The success of therapeutic angiogenesis in the treatment of CAD relies on the ability of the inter­vention to reactivate both angiogenesis and arterio­genesis, and to generate mature and stable conducting vessels. Most of the animal studies, and all of the patient studies to date have used sin­gle angiogenic factors; VEGF or FGF delivered as recombinant protein, or in plasmid or adenoviral vectors. In each case the duration of exposure of the ischemic tissue to growth factor is probably too short to allow arteriogenesis and may stimulate only a short burst of angiogenesis that cannot pro­duce mature vessels. Studies from the author’s lab­oratory argue in favor of this. Using a rabbit ischemic hindlimb model of peripheral artery dis­ease it was found that Ad-VEGF stimulated a rapid proliferation of endothelium during the first week of treatment that coincided precisely with a transient rise of serum-VEGF. The new capillaries were not stable and rapidly disappeared, probably by apoptotic death 1–3  weeks after treatment [Gounis et al. 2004, in press]. Other studies confirm that the exposure time to VEGF critically determines whether or not stable conducting vessels are pro­duced [65], and a recent report showed that chronic VEGF expression in rat hindlimb delivered by adeno-associated virus (AAV) promoted arterio­genesis as well as angiogenesis [66]. This latter find­ing was confirmed in the rabbit model [Webster, Unpublished data]. Preclinical studies have also shown that AAV vectors can be delivered with high effi­ciency to the heart [67].

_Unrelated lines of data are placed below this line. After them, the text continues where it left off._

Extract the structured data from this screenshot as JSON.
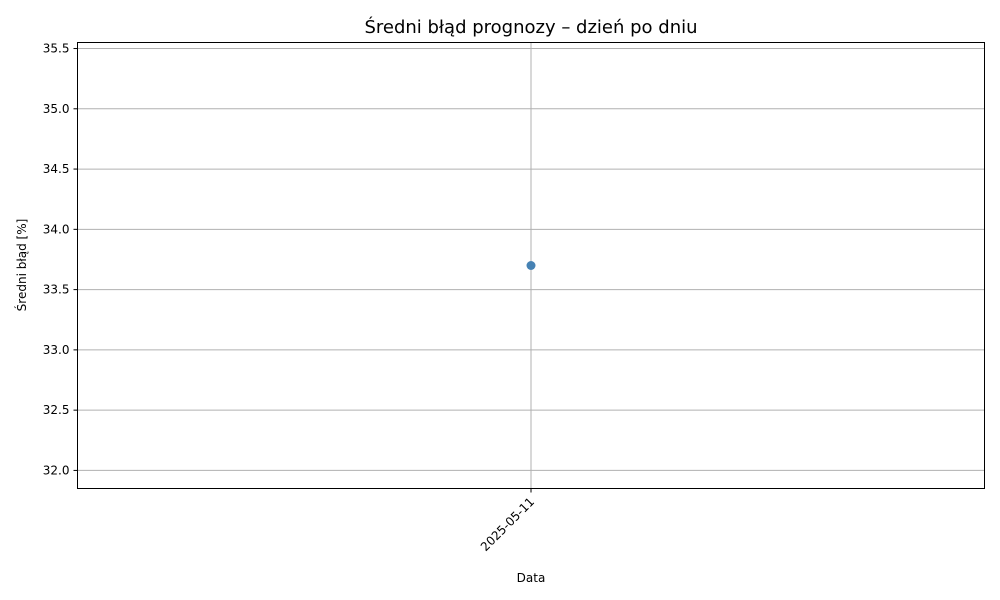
{
  "chart_data": {
    "type": "line",
    "title": "Średni błąd prognozy – dzień po dniu",
    "xlabel": "Data",
    "ylabel": "Średni błąd [%]",
    "x": [
      "2025-05-11"
    ],
    "series": [
      {
        "values": [
          33.7
        ],
        "color": "#4682b4"
      }
    ],
    "ylim": [
      31.85,
      35.55
    ],
    "yticks": [
      32.0,
      32.5,
      33.0,
      33.5,
      34.0,
      34.5,
      35.0,
      35.5
    ],
    "ytick_labels": [
      "32.0",
      "32.5",
      "33.0",
      "33.5",
      "34.0",
      "34.5",
      "35.0",
      "35.5"
    ],
    "grid": true,
    "marker": "circle"
  }
}
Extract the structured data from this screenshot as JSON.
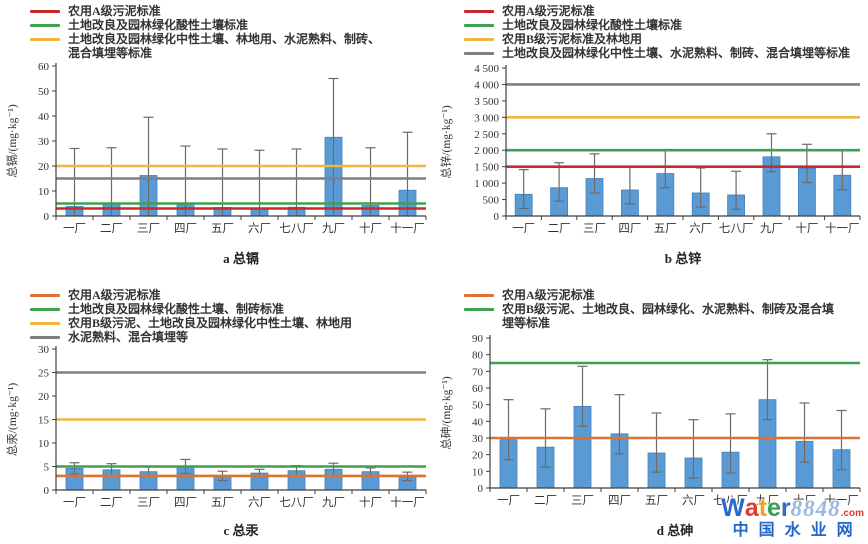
{
  "colors": {
    "red": "#c9282d",
    "orange": "#dc7233",
    "green": "#3fa04e",
    "yellow": "#f0b63f",
    "gray": "#7f7f7f",
    "bar": "#5b9bd5",
    "bar_edge": "#4380b8",
    "error": "#6b6b6b",
    "axis": "#3f3f3f"
  },
  "chart_data": [
    {
      "id": "a",
      "type": "bar",
      "title": "a 总镉",
      "ylabel": "总镉/(mg·kg⁻¹)",
      "ylim": [
        0,
        60
      ],
      "yticks": [
        0,
        10,
        20,
        30,
        40,
        50,
        60
      ],
      "ytick_labels": [
        "0",
        "10",
        "20",
        "30",
        "40",
        "50",
        "60"
      ],
      "categories": [
        "一厂",
        "二厂",
        "三厂",
        "四厂",
        "五厂",
        "六厂",
        "七八厂",
        "九厂",
        "十厂",
        "十一厂"
      ],
      "values": [
        3.8,
        4.8,
        16.2,
        5.1,
        3.4,
        2.7,
        3.5,
        31.5,
        4.2,
        10.3
      ],
      "error_top": [
        27,
        27.3,
        39.5,
        28,
        26.8,
        26.3,
        26.8,
        55,
        27.3,
        33.5
      ],
      "error_low": [
        0,
        0,
        0,
        0,
        0,
        0,
        0,
        0,
        0,
        0
      ],
      "legend": [
        {
          "color": "red",
          "label": "农用A级污泥标准"
        },
        {
          "color": "green",
          "label": "土地改良及园林绿化酸性土壤标准"
        },
        {
          "color": "yellow",
          "label": "土地改良及园林绿化中性土壤、林地用、水泥熟料、制砖、混合填埋等标准"
        }
      ],
      "reference_lines": [
        {
          "color": "gray",
          "value": 15
        },
        {
          "color": "yellow",
          "value": 20
        },
        {
          "color": "green",
          "value": 5
        },
        {
          "color": "red",
          "value": 3
        }
      ]
    },
    {
      "id": "b",
      "type": "bar",
      "title": "b 总锌",
      "ylabel": "总锌/(mg·kg⁻¹)",
      "ylim": [
        0,
        4500
      ],
      "yticks": [
        0,
        500,
        1000,
        1500,
        2000,
        2500,
        3000,
        3500,
        4000,
        4500
      ],
      "ytick_labels": [
        "0",
        "500",
        "1 000",
        "1 500",
        "2 000",
        "2 500",
        "3 000",
        "3 500",
        "4 000",
        "4 500"
      ],
      "categories": [
        "一厂",
        "二厂",
        "三厂",
        "四厂",
        "五厂",
        "六厂",
        "七八厂",
        "九厂",
        "十厂",
        "十一厂"
      ],
      "values": [
        660,
        860,
        1140,
        790,
        1290,
        700,
        640,
        1800,
        1450,
        1240
      ],
      "error_top": [
        1410,
        1620,
        1890,
        1490,
        2020,
        1460,
        1360,
        2500,
        2180,
        1990
      ],
      "error_low": [
        230,
        450,
        700,
        370,
        860,
        270,
        200,
        1350,
        1020,
        800
      ],
      "legend": [
        {
          "color": "red",
          "label": "农用A级污泥标准"
        },
        {
          "color": "green",
          "label": "土地改良及园林绿化酸性土壤标准"
        },
        {
          "color": "yellow",
          "label": "农用B级污泥标准及林地用"
        },
        {
          "color": "gray",
          "label": "土地改良及园林绿化中性土壤、水泥熟料、制砖、混合填埋等标准"
        }
      ],
      "reference_lines": [
        {
          "color": "gray",
          "value": 4000
        },
        {
          "color": "yellow",
          "value": 3000
        },
        {
          "color": "green",
          "value": 2000
        },
        {
          "color": "red",
          "value": 1500
        }
      ]
    },
    {
      "id": "c",
      "type": "bar",
      "title": "c 总汞",
      "ylabel": "总汞/(mg·kg⁻¹)",
      "ylim": [
        0,
        30
      ],
      "yticks": [
        0,
        5,
        10,
        15,
        20,
        25,
        30
      ],
      "ytick_labels": [
        "0",
        "5",
        "10",
        "15",
        "20",
        "25",
        "30"
      ],
      "categories": [
        "一厂",
        "二厂",
        "三厂",
        "四厂",
        "五厂",
        "六厂",
        "七八厂",
        "九厂",
        "十厂",
        "十一厂"
      ],
      "values": [
        4.6,
        4.3,
        3.9,
        5.0,
        3.0,
        3.6,
        4.1,
        4.4,
        3.9,
        2.9
      ],
      "error_top": [
        5.8,
        5.6,
        4.9,
        6.5,
        4.0,
        4.4,
        5.2,
        5.7,
        4.7,
        3.8
      ],
      "error_low": [
        3.4,
        3.0,
        2.9,
        3.5,
        2.0,
        2.8,
        3.0,
        3.1,
        3.1,
        2.0
      ],
      "legend": [
        {
          "color": "orange",
          "label": "农用A级污泥标准"
        },
        {
          "color": "green",
          "label": "土地改良及园林绿化酸性土壤、制砖标准"
        },
        {
          "color": "yellow",
          "label": "农用B级污泥、土地改良及园林绿化中性土壤、林地用"
        },
        {
          "color": "gray",
          "label": "水泥熟料、混合填埋等"
        }
      ],
      "reference_lines": [
        {
          "color": "gray",
          "value": 25
        },
        {
          "color": "yellow",
          "value": 15
        },
        {
          "color": "green",
          "value": 5
        },
        {
          "color": "orange",
          "value": 3
        }
      ]
    },
    {
      "id": "d",
      "type": "bar",
      "title": "d 总砷",
      "ylabel": "总砷/(mg·kg⁻¹)",
      "ylim": [
        0,
        90
      ],
      "yticks": [
        0,
        10,
        20,
        30,
        40,
        50,
        60,
        70,
        80,
        90
      ],
      "ytick_labels": [
        "0",
        "10",
        "20",
        "30",
        "40",
        "50",
        "60",
        "70",
        "80",
        "90"
      ],
      "categories": [
        "一厂",
        "二厂",
        "三厂",
        "四厂",
        "五厂",
        "六厂",
        "七八厂",
        "九厂",
        "十厂",
        "十一厂"
      ],
      "values": [
        29,
        24.5,
        49,
        32.5,
        21,
        18,
        21.5,
        53,
        28,
        23
      ],
      "error_top": [
        53,
        47.5,
        73,
        56,
        45,
        41,
        44.5,
        77,
        51,
        46.5
      ],
      "error_low": [
        17,
        12.5,
        37,
        20.5,
        9.5,
        6,
        9,
        41,
        15.5,
        11
      ],
      "legend": [
        {
          "color": "orange",
          "label": "农用A级污泥标准"
        },
        {
          "color": "green",
          "label": "农用B级污泥、土地改良、园林绿化、水泥熟料、制砖及混合填埋等标准"
        }
      ],
      "reference_lines": [
        {
          "color": "green",
          "value": 75
        },
        {
          "color": "orange",
          "value": 30
        }
      ]
    }
  ],
  "watermark": {
    "letters": [
      {
        "ch": "W",
        "color": "#2b68cc"
      },
      {
        "ch": "a",
        "color": "#e23b2e"
      },
      {
        "ch": "t",
        "color": "#efa11f"
      },
      {
        "ch": "e",
        "color": "#31a04f"
      },
      {
        "ch": "r",
        "color": "#3b67cc"
      }
    ],
    "number": "8848",
    "suffix": ".com",
    "line2": "中国水业网"
  }
}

Permanent delivery vehicles such as AAV with tightly regulated expression, and targeting of the angiogenic genes to the ischemic regions of tissue, may alleviate the deficiencies of current therapeu­tic angiogenesis protocols (Figure 1). Such opti­mized delivery of appropriately regulated factors may stimulate arteriogenesis and provide chem­oattractive signals for circulating peripheral blood derived mononuclear cells (PB-MNCs). Clinical trials of BM-MNCs currently look more promis­ing than trials with proteins or genes although this may change if the genes are delivered opti­mally. The relative efficacy of gene procedures versus stem cell procedures cannot be determined because none of these procedures have been run in parallel. It seems likely that the optimal therapy will include both stem cells and genes delivered in a manner that will allow the genes to target and possibly regulate the activity of the cells. The future of this technology may indeed rest in stem cells appropriately engineered with disease-responsive and regulated genes [16,22]. We have shown previously that a plasmid vector engi­neered with a hypoxia-regulated promoter is selectively expressed in the ischemic heart [68]. Additional fine-tuning of this regulation may allow the use of permanent delivery vehicles such as AAV in the treatment of ischemic heart and limb disease. The fine-tuning is required to fully silence expression of the transgene (VEGF, FGF) under normal perfusion conditions and activate it sufficiently to provide therapy during ischemia. This group has recently developed such a vector [69,70].